Updated

Security forces combing the headquarters of Bangladesh's border guard unit Friday found dozens of officers' bodies thrown hurriedly into mass graves, one day after a revolt ended against the unit's commanders, a top general.

Hundreds of mutinous soldiers have been arrested, officials say, and roadblocks thrown up across Bangladesh in order to capture more.

The private TV station ETV has said at least 40 bodies have been found since the revolt over poor pay and conditions ended, though officials say dozens of people remain missing and it appeared likely that the death toll would increase.

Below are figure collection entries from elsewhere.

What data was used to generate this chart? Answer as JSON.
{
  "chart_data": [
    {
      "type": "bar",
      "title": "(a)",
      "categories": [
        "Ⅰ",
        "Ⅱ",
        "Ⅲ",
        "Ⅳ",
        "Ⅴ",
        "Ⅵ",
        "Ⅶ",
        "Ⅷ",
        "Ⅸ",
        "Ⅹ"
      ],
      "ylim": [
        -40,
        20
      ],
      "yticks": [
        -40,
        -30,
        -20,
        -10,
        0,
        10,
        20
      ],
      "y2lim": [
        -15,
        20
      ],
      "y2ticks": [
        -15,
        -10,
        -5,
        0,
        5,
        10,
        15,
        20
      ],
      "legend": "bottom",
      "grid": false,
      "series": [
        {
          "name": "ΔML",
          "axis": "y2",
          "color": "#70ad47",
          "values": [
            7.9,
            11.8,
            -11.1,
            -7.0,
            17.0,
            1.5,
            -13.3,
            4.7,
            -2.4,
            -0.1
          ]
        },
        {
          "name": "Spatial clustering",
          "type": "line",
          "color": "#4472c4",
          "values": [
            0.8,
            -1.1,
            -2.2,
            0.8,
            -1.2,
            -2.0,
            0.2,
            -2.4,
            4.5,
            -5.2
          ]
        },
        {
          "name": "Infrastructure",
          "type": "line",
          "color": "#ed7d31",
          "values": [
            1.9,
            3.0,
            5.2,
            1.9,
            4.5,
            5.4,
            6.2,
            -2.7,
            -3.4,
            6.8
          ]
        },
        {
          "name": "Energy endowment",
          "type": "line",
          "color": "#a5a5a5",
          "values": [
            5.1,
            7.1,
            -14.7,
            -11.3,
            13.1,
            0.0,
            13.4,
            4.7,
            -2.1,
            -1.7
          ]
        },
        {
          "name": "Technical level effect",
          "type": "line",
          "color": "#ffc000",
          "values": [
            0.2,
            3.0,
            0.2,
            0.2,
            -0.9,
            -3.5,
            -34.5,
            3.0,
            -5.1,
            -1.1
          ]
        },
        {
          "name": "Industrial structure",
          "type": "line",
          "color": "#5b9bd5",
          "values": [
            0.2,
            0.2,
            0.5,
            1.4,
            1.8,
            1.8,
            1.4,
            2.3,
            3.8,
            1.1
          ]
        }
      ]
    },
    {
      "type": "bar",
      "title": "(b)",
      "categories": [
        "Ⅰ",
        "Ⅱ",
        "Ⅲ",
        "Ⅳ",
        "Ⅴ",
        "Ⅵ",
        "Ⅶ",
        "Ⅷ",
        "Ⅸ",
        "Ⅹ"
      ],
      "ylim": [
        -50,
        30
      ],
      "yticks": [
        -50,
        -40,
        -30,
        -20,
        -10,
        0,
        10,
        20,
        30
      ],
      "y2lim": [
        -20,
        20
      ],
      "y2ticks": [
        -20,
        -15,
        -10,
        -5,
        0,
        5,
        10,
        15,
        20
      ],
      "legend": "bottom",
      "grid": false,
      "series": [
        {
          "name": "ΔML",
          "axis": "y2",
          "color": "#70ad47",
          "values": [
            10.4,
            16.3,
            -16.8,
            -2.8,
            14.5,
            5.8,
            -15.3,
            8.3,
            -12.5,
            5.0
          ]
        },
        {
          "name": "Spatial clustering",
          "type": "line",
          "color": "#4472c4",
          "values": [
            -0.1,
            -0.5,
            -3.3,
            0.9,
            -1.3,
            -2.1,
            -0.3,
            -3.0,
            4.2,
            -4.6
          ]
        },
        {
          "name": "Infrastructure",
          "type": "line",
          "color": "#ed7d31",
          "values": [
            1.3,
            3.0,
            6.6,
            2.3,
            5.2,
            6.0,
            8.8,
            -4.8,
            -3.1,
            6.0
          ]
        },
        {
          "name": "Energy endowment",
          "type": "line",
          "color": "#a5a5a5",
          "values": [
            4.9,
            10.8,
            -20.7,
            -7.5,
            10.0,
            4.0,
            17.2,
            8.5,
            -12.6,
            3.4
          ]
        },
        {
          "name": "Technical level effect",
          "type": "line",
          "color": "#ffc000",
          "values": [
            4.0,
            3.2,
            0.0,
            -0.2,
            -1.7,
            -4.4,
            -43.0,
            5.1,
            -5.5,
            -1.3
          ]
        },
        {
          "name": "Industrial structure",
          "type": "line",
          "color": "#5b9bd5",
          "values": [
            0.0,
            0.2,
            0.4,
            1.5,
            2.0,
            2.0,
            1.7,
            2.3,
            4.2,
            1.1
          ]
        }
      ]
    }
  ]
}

"We are digging out dozens of decomposing bodies dumped into mass graves. We are still taking the bodies out, so I can't give you an exact number," Brig. Abu Naim Shahidullah told NTV. All the victims appeared to be officers, he said, and were wearing combat fatigues.

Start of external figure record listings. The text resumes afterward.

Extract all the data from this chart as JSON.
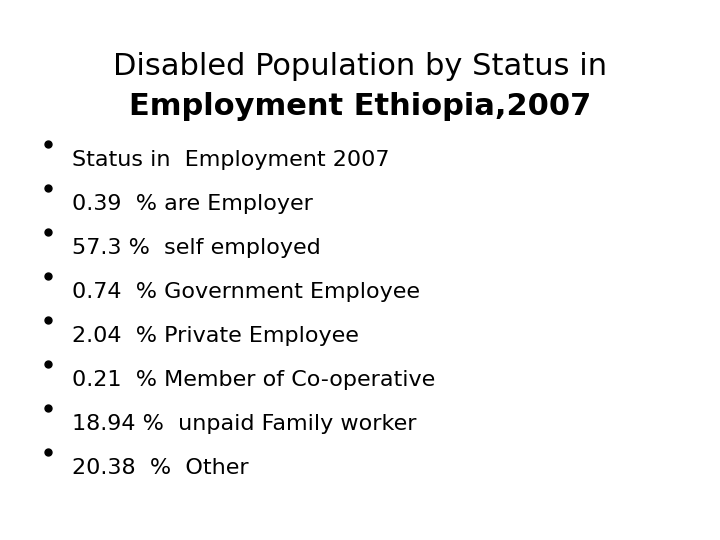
{
  "title_line1": "Disabled Population by Status in",
  "title_line2": "Employment Ethiopia,2007",
  "bullet_items": [
    "Status in  Employment 2007",
    "0.39  % are Employer",
    "57.3 %  self employed",
    "0.74  % Government Employee",
    "2.04  % Private Employee",
    "0.21  % Member of Co-operative",
    "18.94 %  unpaid Family worker",
    "20.38  %  Other"
  ],
  "background_color": "#ffffff",
  "text_color": "#000000",
  "title_fontsize": 22,
  "bullet_fontsize": 16,
  "bullet_dot_size": 5
}
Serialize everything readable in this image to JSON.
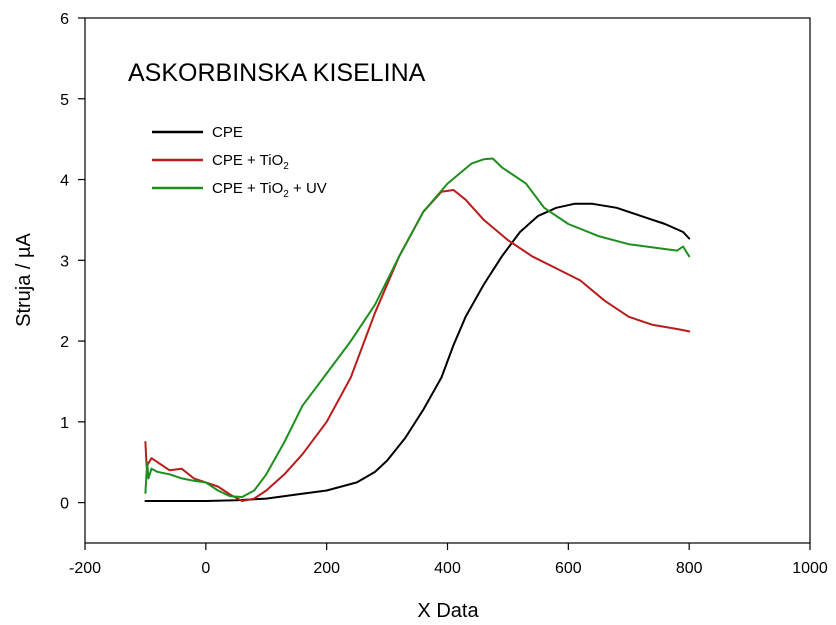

The mutiny ended Thursday evening with mutinous soldiers laying down their arms, shortly after the government sent tanks into Dhaka. The border guards were also promised amnesty to persuade them to surrender.

But as night fell, many mutineers fled under cover of darkness, according to Abdul Kashem, an official of the Bangladesh Rifles, the official name of the paramilitary border force. It was not clear if the amnesty would apply to guards who fled.

Commander A.K. Azad, a spokesman for the elite Rapid Action Battalion, said more than 230 mutineers — most dressed in civilian clothing — were rounded up Thursday night on the outskirts of Dhaka. Another battalion official, M. Morshed, said security forces had arrested 68 more mutineers near the town of Savar, 25 miles northwest of Dhaka.

Security forces have set up highway checkpoints to search buses, and are also searching ferries as they look for more mutineers, officials said.

On Friday afternoon, the private TV station ETV reported that 18 more bodies had been taken from the wreckage of the guards' main compound, raising the death toll to at least 40 people. Officials had earlier said 22 bodies had been recovered, though dozens of people remained missing.

A reporter for ETV television, who said he had seen the corpses, said that most appeared to be unit commanders.